Androgen receptor mRNA expression in the bovine ovary

Previous studies have shown that androgen receptor (AR) is expressed in granulosa cells of healthy, growing ovarian follicles in rats and primates. However, AR expression in the bovine ovary has not been examined. Therefore, a 346-base pair segment of the bovine AR was cloned and sequenced. Using a ribonuclease protection assay, AR expression was detected in total RNA from bovine ovarian cortex. Expression (absence or presence) of AR mRNA was detected by in situ hybridization in bovine ovarian cortex. Follicles (n = 32) were classified as follows: type 1 (1 layer of flattened granulosa cells), type 2 (1-1.5 layers of cuboidal granulosa cells), type 3 (2-3 layers of granulosa cells), type 4 (4-6 layers of cuboidal granulosa cells and formation of thecal layer), and type 5 (>6 layers of cuboidal granulosa cells, defined theca layer, and antrum formation). Frequency of AR mRNA expression increased (P < 0.001) as follicles entered the growing pool. Expression of AR mRNA was absent in type 1 follicles (n = 8), but present in the granulosa cells of 41% of type 2 follicles (n = 12). In types 3-5 follicles, AR mRNA expression was present in granulosa cells of 100% of follicles examined (n = 4, 4, and 4, respectively) and was greater than type 1 follicles (P = 0.002). These data provide evidence of AR mRNA expression in bovine follicles and suggest that AR mRNA increases during early follicle development.     

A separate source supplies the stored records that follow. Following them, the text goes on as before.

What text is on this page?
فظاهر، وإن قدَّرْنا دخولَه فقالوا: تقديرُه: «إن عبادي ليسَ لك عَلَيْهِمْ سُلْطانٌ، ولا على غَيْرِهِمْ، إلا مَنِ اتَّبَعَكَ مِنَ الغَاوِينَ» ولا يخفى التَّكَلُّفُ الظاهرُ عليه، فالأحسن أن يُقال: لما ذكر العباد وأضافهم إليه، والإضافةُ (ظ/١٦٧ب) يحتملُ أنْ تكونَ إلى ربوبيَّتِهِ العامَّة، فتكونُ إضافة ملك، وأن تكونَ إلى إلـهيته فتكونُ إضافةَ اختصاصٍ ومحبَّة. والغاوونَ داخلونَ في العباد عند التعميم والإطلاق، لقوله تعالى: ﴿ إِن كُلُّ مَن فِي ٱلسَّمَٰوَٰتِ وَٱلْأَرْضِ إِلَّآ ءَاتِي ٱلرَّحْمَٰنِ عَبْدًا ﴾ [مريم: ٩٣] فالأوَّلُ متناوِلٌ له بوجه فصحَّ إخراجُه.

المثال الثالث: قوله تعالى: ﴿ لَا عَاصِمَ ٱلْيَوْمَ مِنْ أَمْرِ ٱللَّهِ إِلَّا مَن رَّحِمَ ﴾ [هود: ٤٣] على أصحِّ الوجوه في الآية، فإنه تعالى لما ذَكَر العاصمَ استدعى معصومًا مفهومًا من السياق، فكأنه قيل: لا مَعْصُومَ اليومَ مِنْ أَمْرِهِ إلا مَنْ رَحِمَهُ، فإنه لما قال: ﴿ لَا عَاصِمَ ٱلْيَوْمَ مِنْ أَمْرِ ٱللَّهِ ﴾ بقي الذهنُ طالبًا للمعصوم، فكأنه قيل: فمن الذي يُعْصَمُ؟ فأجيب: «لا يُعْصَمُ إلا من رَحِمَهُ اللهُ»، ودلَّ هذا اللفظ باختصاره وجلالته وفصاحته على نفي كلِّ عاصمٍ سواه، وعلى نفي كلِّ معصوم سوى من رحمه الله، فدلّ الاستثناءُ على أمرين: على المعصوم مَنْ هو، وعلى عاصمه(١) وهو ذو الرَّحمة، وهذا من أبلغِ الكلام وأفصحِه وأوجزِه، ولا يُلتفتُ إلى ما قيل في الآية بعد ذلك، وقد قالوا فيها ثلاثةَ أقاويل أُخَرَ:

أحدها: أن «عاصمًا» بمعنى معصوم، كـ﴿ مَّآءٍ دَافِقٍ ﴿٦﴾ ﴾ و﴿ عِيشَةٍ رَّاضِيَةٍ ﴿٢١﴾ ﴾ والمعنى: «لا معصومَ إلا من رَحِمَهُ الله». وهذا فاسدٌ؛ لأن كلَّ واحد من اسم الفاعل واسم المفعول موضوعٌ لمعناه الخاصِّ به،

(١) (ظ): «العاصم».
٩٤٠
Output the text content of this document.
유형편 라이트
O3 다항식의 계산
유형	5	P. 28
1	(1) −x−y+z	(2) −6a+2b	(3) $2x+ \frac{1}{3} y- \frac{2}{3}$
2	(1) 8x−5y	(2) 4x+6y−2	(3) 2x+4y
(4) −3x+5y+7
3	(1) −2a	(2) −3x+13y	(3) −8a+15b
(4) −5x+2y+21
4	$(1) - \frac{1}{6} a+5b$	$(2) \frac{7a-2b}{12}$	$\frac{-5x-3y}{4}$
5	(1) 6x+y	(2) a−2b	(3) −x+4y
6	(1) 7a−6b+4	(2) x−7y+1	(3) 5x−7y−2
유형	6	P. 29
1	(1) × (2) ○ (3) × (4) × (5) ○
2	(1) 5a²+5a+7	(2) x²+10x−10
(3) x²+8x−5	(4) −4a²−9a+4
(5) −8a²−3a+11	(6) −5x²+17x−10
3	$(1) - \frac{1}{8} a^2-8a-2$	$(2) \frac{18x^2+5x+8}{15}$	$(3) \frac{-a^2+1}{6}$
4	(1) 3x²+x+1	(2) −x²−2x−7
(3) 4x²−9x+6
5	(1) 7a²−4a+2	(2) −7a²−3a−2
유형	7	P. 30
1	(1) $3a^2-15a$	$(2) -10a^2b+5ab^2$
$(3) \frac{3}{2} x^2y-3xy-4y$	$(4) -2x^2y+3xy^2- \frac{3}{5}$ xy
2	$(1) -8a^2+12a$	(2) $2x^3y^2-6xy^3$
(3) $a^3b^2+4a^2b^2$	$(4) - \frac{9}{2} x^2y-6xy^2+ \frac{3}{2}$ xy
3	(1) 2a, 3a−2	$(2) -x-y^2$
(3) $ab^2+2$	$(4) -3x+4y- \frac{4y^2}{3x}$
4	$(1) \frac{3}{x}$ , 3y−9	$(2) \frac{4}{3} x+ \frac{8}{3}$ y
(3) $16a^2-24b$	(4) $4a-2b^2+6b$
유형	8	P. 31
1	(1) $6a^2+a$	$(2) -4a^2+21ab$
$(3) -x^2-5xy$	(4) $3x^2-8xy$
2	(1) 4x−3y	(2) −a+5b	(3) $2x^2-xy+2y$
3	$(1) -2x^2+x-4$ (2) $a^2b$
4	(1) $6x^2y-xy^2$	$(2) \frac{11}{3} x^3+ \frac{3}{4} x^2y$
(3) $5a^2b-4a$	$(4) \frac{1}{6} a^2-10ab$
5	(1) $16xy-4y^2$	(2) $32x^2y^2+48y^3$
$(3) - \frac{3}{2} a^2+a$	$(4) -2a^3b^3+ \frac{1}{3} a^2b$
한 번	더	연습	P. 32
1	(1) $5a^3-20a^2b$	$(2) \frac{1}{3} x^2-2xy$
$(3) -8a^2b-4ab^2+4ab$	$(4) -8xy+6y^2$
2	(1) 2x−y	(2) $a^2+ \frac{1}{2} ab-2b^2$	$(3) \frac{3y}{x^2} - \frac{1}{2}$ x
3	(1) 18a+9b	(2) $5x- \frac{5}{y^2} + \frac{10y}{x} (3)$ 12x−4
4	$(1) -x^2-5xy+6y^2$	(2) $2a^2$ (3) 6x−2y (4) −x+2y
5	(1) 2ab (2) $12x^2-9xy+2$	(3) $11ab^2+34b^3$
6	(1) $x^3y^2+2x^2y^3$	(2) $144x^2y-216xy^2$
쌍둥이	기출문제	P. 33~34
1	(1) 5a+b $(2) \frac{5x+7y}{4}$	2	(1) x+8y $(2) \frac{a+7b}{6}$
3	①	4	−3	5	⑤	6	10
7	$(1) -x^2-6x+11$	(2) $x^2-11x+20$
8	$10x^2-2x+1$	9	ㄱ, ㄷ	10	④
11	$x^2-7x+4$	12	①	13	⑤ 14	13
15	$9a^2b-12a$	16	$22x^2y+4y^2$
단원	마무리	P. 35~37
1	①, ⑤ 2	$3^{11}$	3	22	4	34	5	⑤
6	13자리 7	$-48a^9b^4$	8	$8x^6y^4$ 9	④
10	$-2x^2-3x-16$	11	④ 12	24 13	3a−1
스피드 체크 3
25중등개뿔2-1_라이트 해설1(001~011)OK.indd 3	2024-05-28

Effects of an intravenous injection of NPY on leptin and NPY-Y1 receptor mRNA expression in ovine adipose tissue

Neuropeptide Y (NPY) is highly expressed in hypothalami of undernourished and genetically obese animals, and is a potent regulator of food intake and reproduction. Leptin, a protein expressed by adipocytes, has been reported to reduce hypothalamic NPY expression. We recently detected (by ribonuclease protection assay [RPA]) expression of the NPY receptor subtype Y1 (but not Y2) mRNA in adipose tissue. Based on these observations we hypothesized that NPY-Y1 receptors in adipose may represent a peripheral mechanism by which NPY can regulate leptin expression in a direct and rapid manner. To test this hypothesis, adipose samples were biopsied from the tailhead region of 48 ± 3 kg wether lambs immediately before and 30 min after a single intravenous injection of 50 μg porcine NPY (“treated” animals, n = 5), or vehicle (“control” animals, n = 4). Injection of NPY resulted in an increase in expression (P = 0.013; as measured by RPA) of both leptin and NPY-Y1 mRNA. In treated animals, negative correlations were found between response in leptin expression and body weight (r = −0.82, P = 0.092), and between leptin response and initial leptin mRNA levels (r = −0.81, P = 0.097). These data provide evidence of a peripheral mechanism by which NPY may regulate adipocyte expression of both leptin and NPY-Y1 receptor mRNA.